Is there something about chemistry that breeds secrecy? The chemists I know are nothing if not generous with information about their work. But after reviewing the history of publishing in the chemical sciences, as a symposium of the Society for the History of Alchemy and Chemistry did on 26 October in London, you might have to concede that an awful lot of energy has gone into the art of concealment. 

That needn’t be surprising. Being the most applied of the fundamental sciences, chemistry has always had a commercial aspect, which means that its knowledge carries a premium and has sometimes been jealously protected. You won’t make much capital from the theory of relativity or of evolution - but discover how to make soda from salt and you’re sitting on a fortune. 

But there’s more to it than filthy lucre, especially for the early alchemical and chymical pioneers. It’s true that there were plenty of sharp practitioners with an eye on the financial worth of gold-making - Johann Becher, the wily German alchemist of the 17th century, promised the Dutch government he would turn sand into gold by the ton if only they would set him up with a hundred pounds of silver. It was not for nothing that Mercury, the patron of the Hermetic arts, was also the god of trade - and the patron of thieves. 

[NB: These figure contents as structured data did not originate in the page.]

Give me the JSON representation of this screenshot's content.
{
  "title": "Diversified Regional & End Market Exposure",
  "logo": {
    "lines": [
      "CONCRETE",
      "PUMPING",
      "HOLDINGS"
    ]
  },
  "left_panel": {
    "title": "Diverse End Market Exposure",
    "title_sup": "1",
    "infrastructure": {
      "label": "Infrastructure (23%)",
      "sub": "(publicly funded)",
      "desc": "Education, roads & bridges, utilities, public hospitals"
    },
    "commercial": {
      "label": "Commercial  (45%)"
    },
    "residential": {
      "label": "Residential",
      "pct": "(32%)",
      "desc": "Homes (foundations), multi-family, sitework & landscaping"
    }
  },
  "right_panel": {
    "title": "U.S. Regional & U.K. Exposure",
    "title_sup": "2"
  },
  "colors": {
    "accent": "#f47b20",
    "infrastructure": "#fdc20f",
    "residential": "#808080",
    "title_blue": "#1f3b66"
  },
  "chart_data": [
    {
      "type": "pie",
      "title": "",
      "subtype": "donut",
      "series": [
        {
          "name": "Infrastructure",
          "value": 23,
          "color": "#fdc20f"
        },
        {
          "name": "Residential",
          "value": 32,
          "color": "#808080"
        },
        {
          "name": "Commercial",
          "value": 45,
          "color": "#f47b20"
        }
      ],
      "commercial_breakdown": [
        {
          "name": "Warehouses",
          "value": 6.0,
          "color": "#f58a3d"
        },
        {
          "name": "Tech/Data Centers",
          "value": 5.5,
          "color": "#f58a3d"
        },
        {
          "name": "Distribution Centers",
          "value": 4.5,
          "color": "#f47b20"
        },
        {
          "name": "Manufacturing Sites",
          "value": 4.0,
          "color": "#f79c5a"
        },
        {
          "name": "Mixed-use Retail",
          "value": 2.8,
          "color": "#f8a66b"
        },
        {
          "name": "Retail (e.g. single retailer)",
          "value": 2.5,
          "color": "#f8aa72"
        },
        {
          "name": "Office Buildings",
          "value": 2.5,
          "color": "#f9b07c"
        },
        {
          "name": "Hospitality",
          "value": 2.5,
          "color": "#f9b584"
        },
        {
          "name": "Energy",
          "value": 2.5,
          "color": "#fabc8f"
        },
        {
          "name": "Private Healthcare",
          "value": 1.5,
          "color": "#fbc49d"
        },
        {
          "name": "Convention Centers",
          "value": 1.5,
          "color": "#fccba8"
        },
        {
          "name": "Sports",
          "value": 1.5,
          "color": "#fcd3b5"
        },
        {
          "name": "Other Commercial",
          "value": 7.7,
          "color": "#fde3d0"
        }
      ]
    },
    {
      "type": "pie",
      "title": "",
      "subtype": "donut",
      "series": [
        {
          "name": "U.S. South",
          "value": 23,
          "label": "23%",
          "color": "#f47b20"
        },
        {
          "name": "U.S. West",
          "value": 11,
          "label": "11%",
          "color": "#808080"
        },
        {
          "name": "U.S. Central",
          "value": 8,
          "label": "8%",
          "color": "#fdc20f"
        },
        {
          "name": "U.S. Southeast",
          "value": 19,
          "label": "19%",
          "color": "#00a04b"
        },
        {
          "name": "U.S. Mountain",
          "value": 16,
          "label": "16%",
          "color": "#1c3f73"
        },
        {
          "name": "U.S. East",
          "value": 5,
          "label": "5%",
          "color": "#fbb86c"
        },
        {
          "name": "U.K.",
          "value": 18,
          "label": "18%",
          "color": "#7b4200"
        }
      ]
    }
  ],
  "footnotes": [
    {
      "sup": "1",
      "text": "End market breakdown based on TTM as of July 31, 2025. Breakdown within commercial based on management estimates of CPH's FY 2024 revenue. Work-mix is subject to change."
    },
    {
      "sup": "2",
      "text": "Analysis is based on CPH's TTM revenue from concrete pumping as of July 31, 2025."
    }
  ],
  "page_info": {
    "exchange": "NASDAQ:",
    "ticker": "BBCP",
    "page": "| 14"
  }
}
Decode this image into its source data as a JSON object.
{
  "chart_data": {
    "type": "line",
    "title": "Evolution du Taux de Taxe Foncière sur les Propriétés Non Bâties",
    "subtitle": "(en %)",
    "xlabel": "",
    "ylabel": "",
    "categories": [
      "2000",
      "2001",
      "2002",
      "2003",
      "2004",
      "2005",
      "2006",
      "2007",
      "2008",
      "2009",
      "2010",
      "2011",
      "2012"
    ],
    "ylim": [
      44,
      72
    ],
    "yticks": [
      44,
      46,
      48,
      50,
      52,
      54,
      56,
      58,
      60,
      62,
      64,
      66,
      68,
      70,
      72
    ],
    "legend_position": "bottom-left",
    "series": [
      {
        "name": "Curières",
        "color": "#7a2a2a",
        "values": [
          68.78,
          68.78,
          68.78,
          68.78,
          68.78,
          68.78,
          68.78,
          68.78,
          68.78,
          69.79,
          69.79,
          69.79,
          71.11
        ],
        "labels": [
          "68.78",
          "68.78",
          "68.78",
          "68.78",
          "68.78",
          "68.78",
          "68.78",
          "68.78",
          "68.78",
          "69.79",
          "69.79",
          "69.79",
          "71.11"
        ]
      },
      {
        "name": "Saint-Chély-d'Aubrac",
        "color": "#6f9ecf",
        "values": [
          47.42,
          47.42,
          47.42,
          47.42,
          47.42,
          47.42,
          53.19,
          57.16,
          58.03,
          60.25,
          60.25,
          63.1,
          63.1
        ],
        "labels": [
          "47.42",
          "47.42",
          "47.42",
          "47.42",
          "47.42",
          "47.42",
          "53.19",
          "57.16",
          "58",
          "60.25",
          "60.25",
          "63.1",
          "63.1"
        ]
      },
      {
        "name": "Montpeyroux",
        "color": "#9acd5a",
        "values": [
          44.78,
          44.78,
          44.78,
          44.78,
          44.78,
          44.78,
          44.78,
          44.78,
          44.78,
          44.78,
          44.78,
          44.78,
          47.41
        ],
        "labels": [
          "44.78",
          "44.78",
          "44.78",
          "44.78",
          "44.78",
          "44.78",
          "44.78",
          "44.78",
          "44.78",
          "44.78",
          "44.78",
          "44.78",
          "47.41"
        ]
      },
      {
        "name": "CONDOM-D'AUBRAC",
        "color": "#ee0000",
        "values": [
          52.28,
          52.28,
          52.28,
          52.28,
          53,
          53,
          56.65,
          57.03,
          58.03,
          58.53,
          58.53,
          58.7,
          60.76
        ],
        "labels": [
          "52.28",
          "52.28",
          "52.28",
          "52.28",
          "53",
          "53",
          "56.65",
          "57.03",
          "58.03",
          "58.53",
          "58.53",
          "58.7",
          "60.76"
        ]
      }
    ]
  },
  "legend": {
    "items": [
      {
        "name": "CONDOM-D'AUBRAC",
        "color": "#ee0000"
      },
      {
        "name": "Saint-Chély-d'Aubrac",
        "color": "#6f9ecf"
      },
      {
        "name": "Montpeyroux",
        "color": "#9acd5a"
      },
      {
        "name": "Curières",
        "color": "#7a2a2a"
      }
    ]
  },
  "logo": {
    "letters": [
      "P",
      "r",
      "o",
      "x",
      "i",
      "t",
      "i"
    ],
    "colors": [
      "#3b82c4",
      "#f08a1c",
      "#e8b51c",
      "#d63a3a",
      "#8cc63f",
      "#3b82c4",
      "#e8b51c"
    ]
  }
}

Yet hiding alchemical lore had a supposedly more elevated motive too. For its practitioners, this knowledge was power, and not to be handed out lightly to the ignorant and unprincipled masses. The medieval Book of the Secret of Secrets, derived from an Arabic word that was apocryphally attributed to Aristotle, makes this point explicit: ’I am revealing my secrets to you figuratively, speaking with enigmatic examples and signs, because I fear that the present book might fall into the hands of infidels and arrogant powers.’. This work has been called the most popular book in the Middle Ages, and it helped to establish the alchemical tradition of cloaking knowledge behind a veil of arcane terminology that only the genuine adept could penetrate. 

That obscurity was famously challenged by Robert Boyle in The Skeptical Chymist - but as Peter Forshaw of University College, London, pointed out, it is overlooked that Boyle criticised cryptic language only when applied to general principles. He defended it when discussing profound matters such as the preparation of the philosopher’s stone. This obscurantist style was deliberate and not just the product of fuzzy thinking: the lab notebooks of the Bermudan alchemist George Starkey, Boyle’s mentor, are clear and systematic, but when he published, his writing became esoteric and enigmatic. 

The alchemists had cunning strategies for preserving secrecy: dividing up secrets between several publications, omitting key steps or ingredients, and breeding confusion by heaping up strange names and metaphors. Sound familiar? They are disturbingly like the tricks used in today’s scientific literature whenever it aims to protect intellectual property; as a former editor, I’ve seen them all. 

We like to think of the 19th century, in contrast, as a time of open scientific discourse. But the ground-breaking Chemical News, the weekly bulletin of chemistry founded by the superhumanly energetic William Crookes, tells another story, as Jim Mussell of Birkbeck College revealed. Published every Saturday for 3d, its promise of up-to-date news on the latest in chemical technology was its selling point in an age when fortunes were being made from dyes, drugs, and industrial raw materials. There was no equivalent in the other sciences, for they hadn’t a comparable commercial currency. But Crookes’ correspondents expressed anxieties about trade secrets: would he publish them if he came across them? One industrialist argued that it was legitimate for chemical manufacturers to do all they could to protect their secrets; but that if Crookes found them out, he should feel obliged to reveal all without delay.

There needn’t be anything shameful about a legacy of secrecy - everyone has to make a living. But secrecy becomes a problem, even a hindrance to innovation when it becomes a reflex. Writing in a Cold War climate, Norbert Wiener had some wise words about it in his book Invention (MIT Press, 1993) that resonate strongly now that both intellectual property rights and ’national security’ are back on the agenda: ’If we have so organised our flow of information that there are no minor leaks, we have probably channelled it so narrowly that the healthy growth of our own technique is hampered, and we had better reconsider our action for the long haul.’